8. Concerning lines 288-292, what is the molecular basis for it? It will be of interest to understand this adverse response (the AA genotype), as well as the favorable response imparted by the A17hom SNP (GG genotype) as this has been observed in multiple blood cancers.

Authors: We thank the Reviewer for this valuable input. We hypothesize that a plausible molecular explanation may be related to the differential expression of CTLA-4 among the three genotypes. Several studies have reported higher CTLA-4 expression levels in the AA genotype, resulting in stronger inhibition of the antitumor immune response, which may be consistent with the poorer post-transplant survival observed in these patients.
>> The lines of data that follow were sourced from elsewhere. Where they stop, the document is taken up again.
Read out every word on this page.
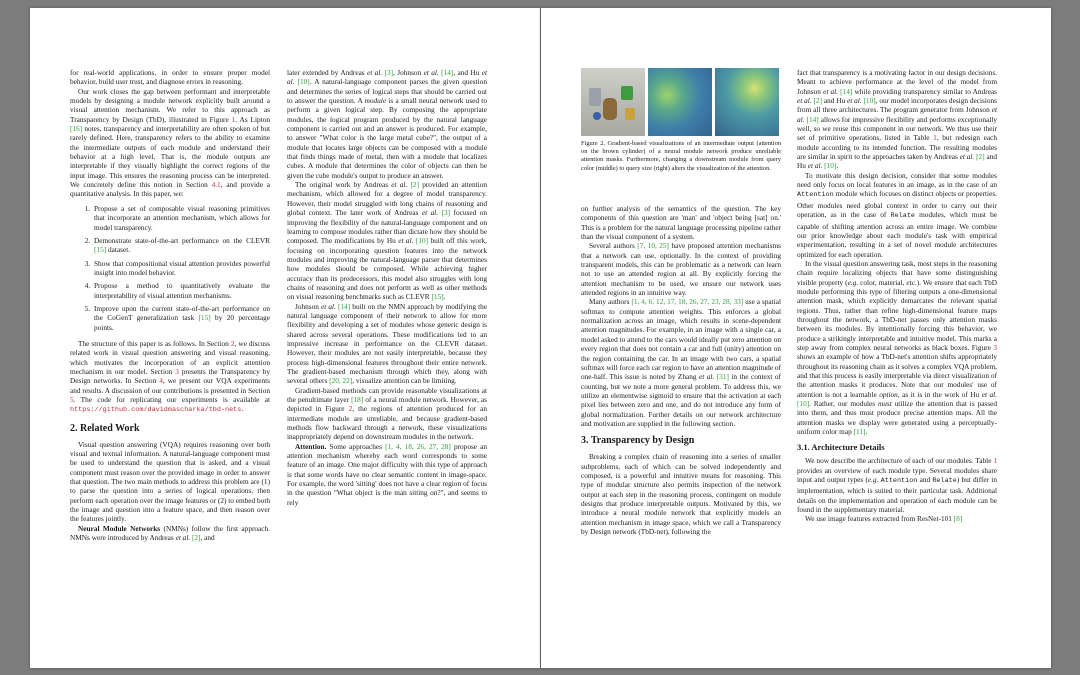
for real-world applications, in order to ensure proper model behavior, build user trust, and diagnose errors in reasoning.

Our work closes the gap between performant and interpretable models by designing a module network explicitly built around a visual attention mechanism. We refer to this approach as Transparency by Design (TbD), illustrated in Figure 1. As Lipton [16] notes, transparency and interpretability are often spoken of but rarely defined. Here, transparency refers to the ability to examine the intermediate outputs of each module and understand their behavior at a high level. That is, the module outputs are interpretable if they visually highlight the correct regions of the input image. This ensures the reasoning process can be interpreted. We concretely define this notion in Section 4.1, and provide a quantitative analysis. In this paper, we:

1. Propose a set of composable visual reasoning primitives that incorporate an attention mechanism, which allows for model transparency.
2. Demonstrate state-of-the-art performance on the CLEVR [15] dataset.
3. Show that compositional visual attention provides powerful insight into model behavior.
4. Propose a method to quantitatively evaluate the interpretability of visual attention mechanisms.
5. Improve upon the current state-of-the-art performance on the CoGenT generalization task [15] by 20 percentage points.

The structure of this paper is as follows. In Section 2, we discuss related work in visual question answering and visual reasoning, which motivates the incorporation of an explicit attention mechanism in our model. Section 3 presents the Transparency by Design networks. In Section 4, we present our VQA experiments and results. A discussion of our contributions is presented in Section 5. The code for replicating our experiments is available at https://github.com/davidmascharka/tbd-nets.

2. Related Work

Visual question answering (VQA) requires reasoning over both visual and textual information. A natural-language component must be used to understand the question that is asked, and a visual component must reason over the provided image in order to answer that question. The two main methods to address this problem are (1) to parse the question into a series of logical operations, then perform each operation over the image features or (2) to embed both the image and question into a feature space, and then reason over the features jointly.

Neural Module Networks (NMNs) follow the first approach. NMNs were introduced by Andreas et al. [2], and

later extended by Andreas et al. [3], Johnson et al. [14], and Hu et al. [10]. A natural-language component parses the given question and determines the series of logical steps that should be carried out to answer the question. A module is a small neural network used to perform a given logical step. By composing the appropriate modules, the logical program produced by the natural language component is carried out and an answer is produced. For example, to answer "What color is the large metal cube?", the output of a module that locates large objects can be composed with a module that finds things made of metal, then with a module that localizes cubes. A module that determines the color of objects can then be given the cube module's output to produce an answer.

The original work by Andreas et al. [2] provided an attention mechanism, which allowed for a degree of model transparency. However, their model struggled with long chains of reasoning and global context. The later work of Andreas et al. [3] focused on improving the flexibility of the natural-language component and on learning to compose modules rather than dictate how they should be composed. The modifications by Hu et al. [10] built off this work, focusing on incorporating question features into the network modules and improving the natural-language parser that determines how modules should be composed. While achieving higher accuracy than its predecessors, this model also struggles with long chains of reasoning and does not perform as well as other methods on visual reasoning benchmarks such as CLEVR [15].

Johnson et al. [14] built on the NMN approach by modifying the natural language component of their network to allow for more flexibility and developing a set of modules whose generic design is shared across several operations. These modifications led to an impressive increase in performance on the CLEVR dataset. However, their modules are not easily interpretable, because they process high-dimensional features throughout their entire network. The gradient-based mechanism through which they, along with several others [20, 22], visualize attention can be limiting.

Gradient-based methods can provide reasonable visualizations at the penultimate layer [18] of a neural module network. However, as depicted in Figure 2, the regions of attention produced for an intermediate module are unreliable, and because gradient-based methods flow backward through a network, these visualizations inappropriately depend on downstream modules in the network.

Attention. Some approaches [1, 4, 18, 26, 27, 28] propose an attention mechanism whereby each word corresponds to some feature of an image. One major difficulty with this type of approach is that some words have no clear semantic content in image-space. For example, the word 'sitting' does not have a clear region of focus in the question "What object is the man sitting on?", and seems to rely

Figure 2. Gradient-based visualizations of an intermediate output (attention on the brown cylinder) of a neural module network produce unreliable attention masks. Furthermore, changing a downstream module from query color (middle) to query size (right) alters the visualization of the attention.

on further analysis of the semantics of the question. The key components of this question are 'man' and 'object being [sat] on.' This is a problem for the natural language processing pipeline rather than the visual component of a system.

Several authors [7, 10, 25] have proposed attention mechanisms that a network can use, optionally. In the context of providing transparent models, this can be problematic as a network can learn not to use an attended region at all. By explicitly forcing the attention mechanism to be used, we ensure our network uses attended regions in an intuitive way.

Many authors [1, 4, 6, 12, 17, 18, 26, 27, 23, 28, 33] use a spatial softmax to compute attention weights. This enforces a global normalization across an image, which results in scene-dependent attention magnitudes. For example, in an image with a single car, a model asked to attend to the cars would ideally put zero attention on every region that does not contain a car and full (unity) attention on the region containing the car. In an image with two cars, a spatial softmax will force each car region to have an attention magnitude of one-half. This issue is noted by Zhang et al. [31] in the context of counting, but we note a more general problem. To address this, we utilize an elementwise sigmoid to ensure that the activation at each pixel lies between zero and one, and do not introduce any form of global normalization. Further details on our network architecture and motivation are supplied in the following section.

3. Transparency by Design

Breaking a complex chain of reasoning into a series of smaller subproblems, each of which can be solved independently and composed, is a powerful and intuitive means for reasoning. This type of modular structure also permits inspection of the network output at each step in the reasoning process, contingent on module designs that produce interpretable outputs. Motivated by this, we introduce a neural module network that explicitly models an attention mechanism in image space, which we call a Transparency by Design network (TbD-net), following the

fact that transparency is a motivating factor in our design decisions. Meant to achieve performance at the level of the model from Johnson et al. [14] while providing transparency similar to Andreas et al. [2] and Hu et al. [10], our model incorporates design decisions from all three architectures. The program generator from Johnson et al. [14] allows for impressive flexibility and performs exceptionally well, so we reuse this component in our network. We thus use their set of primitive operations, listed in Table 1, but redesign each module according to its intended function. The resulting modules are similar in spirit to the approaches taken by Andreas et al. [2] and Hu et al. [10].

To motivate this design decision, consider that some modules need only focus on local features in an image, as in the case of an Attention module which focuses on distinct objects or properties. Other modules need global context in order to carry out their operation, as in the case of Relate modules, which must be capable of shifting attention across an entire image. We combine our prior knowledge about each module's task with empirical experimentation, resulting in a set of novel module architectures optimized for each operation.

In the visual question answering task, most steps in the reasoning chain require localizing objects that have some distinguishing visible property (e.g. color, material, etc.). We ensure that each TbD module performing this type of filtering outputs a one-dimensional attention mask, which explicitly demarcates the relevant spatial regions. Thus, rather than refine high-dimensional feature maps throughout the network, a TbD-net passes only attention masks between its modules. By intentionally forcing this behavior, we produce a strikingly interpretable and intuitive model. This marks a step away from complex neural networks as black boxes. Figure 3 shows an example of how a TbD-net's attention shifts appropriately throughout its reasoning chain as it solves a complex VQA problem, and that this process is easily interpretable via direct visualization of the attention masks it produces. Note that our modules' use of attention is not a learnable option, as it is in the work of Hu et al. [10]. Rather, our modules must utilize the attention that is passed into them, and thus must produce precise attention maps. All the attention masks we display were generated using a perceptually-uniform color map [11].

3.1. Architecture Details

We now describe the architecture of each of our modules. Table 1 provides an overview of each module type. Several modules share input and output types (e.g. Attention and Relate) but differ in implementation, which is suited to their particular task. Additional details on the implementation and operation of each module can be found in the supplementary material.

We use image features extracted from ResNet-101 [8]
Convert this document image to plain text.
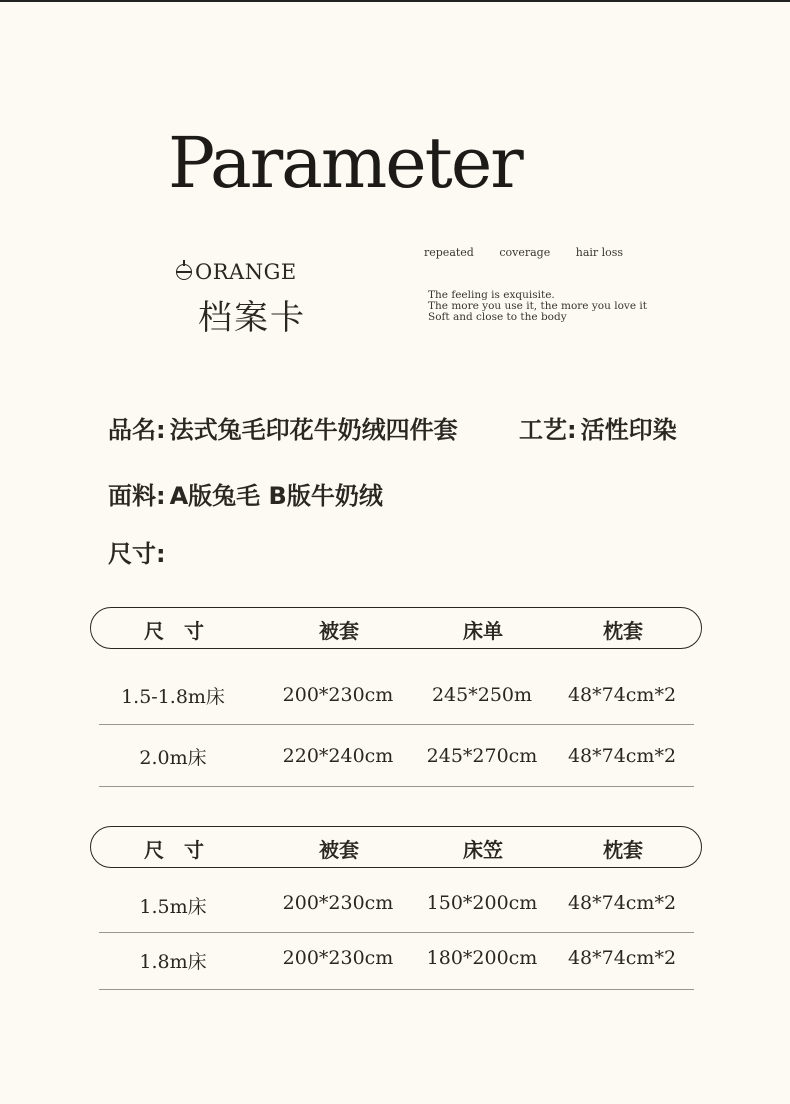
Parameter
ORANGE
档案卡
repeated coverage hair loss
The feeling is exquisite.
The more you use it, the more you love it
Soft and close to the body
品名: 法式兔毛印花牛奶绒四件套	工艺: 活性印染
面料: A版兔毛 B版牛奶绒
尺寸:
尺　寸	被套	床单	枕套
1.5-1.8m床	200*230cm	245*250m	48*74cm*2
2.0m床	220*240cm	245*270cm	48*74cm*2
尺　寸	被套	床笠	枕套
1.5m床	200*230cm	150*200cm	48*74cm*2
1.8m床	200*230cm	180*200cm	48*74cm*2
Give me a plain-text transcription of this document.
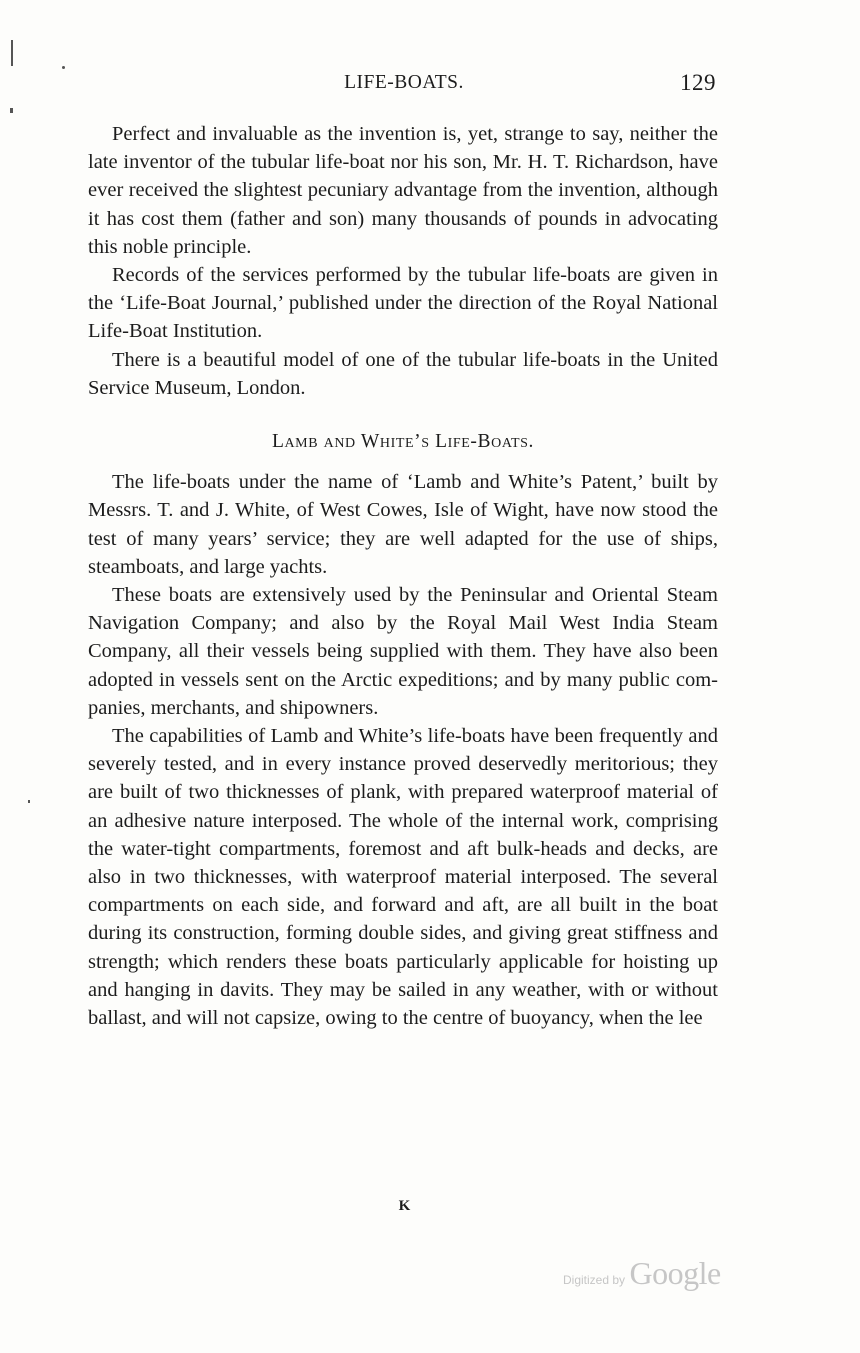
LIFE-BOATS.	129

Perfect and invaluable as the invention is, yet, strange to say, neither the late inventor of the tubular life-boat nor his son, Mr. H. T. Richardson, have ever received the slightest pecuniary advantage from the invention, although it has cost them (father and son) many thousands of pounds in advocating this noble principle.

Records of the services performed by the tubular life-boats are given in the ‘Life-Boat Journal,’ published under the direction of the Royal National Life-Boat Institution.

There is a beautiful model of one of the tubular life-boats in the United Service Museum, London.

Lamb and White’s Life-Boats.

The life-boats under the name of ‘Lamb and White’s Patent,’ built by Messrs. T. and J. White, of West Cowes, Isle of Wight, have now stood the test of many years’ service; they are well adapted for the use of ships, steamboats, and large yachts.

These boats are extensively used by the Peninsular and Oriental Steam Navigation Company; and also by the Royal Mail West India Steam Company, all their vessels being supplied with them. They have also been adopted in vessels sent on the Arctic expeditions; and by many public companies, merchants, and shipowners.

The capabilities of Lamb and White’s life-boats have been frequently and severely tested, and in every instance proved deservedly meritorious; they are built of two thicknesses of plank, with prepared waterproof material of an adhesive nature interposed. The whole of the internal work, comprising the water-tight compartments, foremost and aft bulk-heads and decks, are also in two thicknesses, with waterproof material interposed. The several compartments on each side, and forward and aft, are all built in the boat during its construction, forming double sides, and giving great stiffness and strength; which renders these boats particularly applicable for hoisting up and hanging in davits. They may be sailed in any weather, with or without ballast, and will not capsize, owing to the centre of buoyancy, when the lee

K
Digitized by Google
Conversely, lower CTLA-4 expression levels have been described in the GG genotype, potentially leading to a more robust anti-leukemic immune response. A paragraph discussing this hypothetical molecular mechanism has been added in lines 299–308.

9. Abbreviations such as MDS and BPDCN etc., should be extended in full at the point of first use.

Authors: We agree with the Reviewer’s comment and have defined these abbreviations in full at their first mention in the manuscript.

Round 2

Reviewer 3 Report

Comments and Suggestions for Authors

The authors have responded satisfactorily to the comments made on the original submission. They agree that detailed study to understand the mechanistic details, with large sample size in all three groups is essential to make any solid conclusion.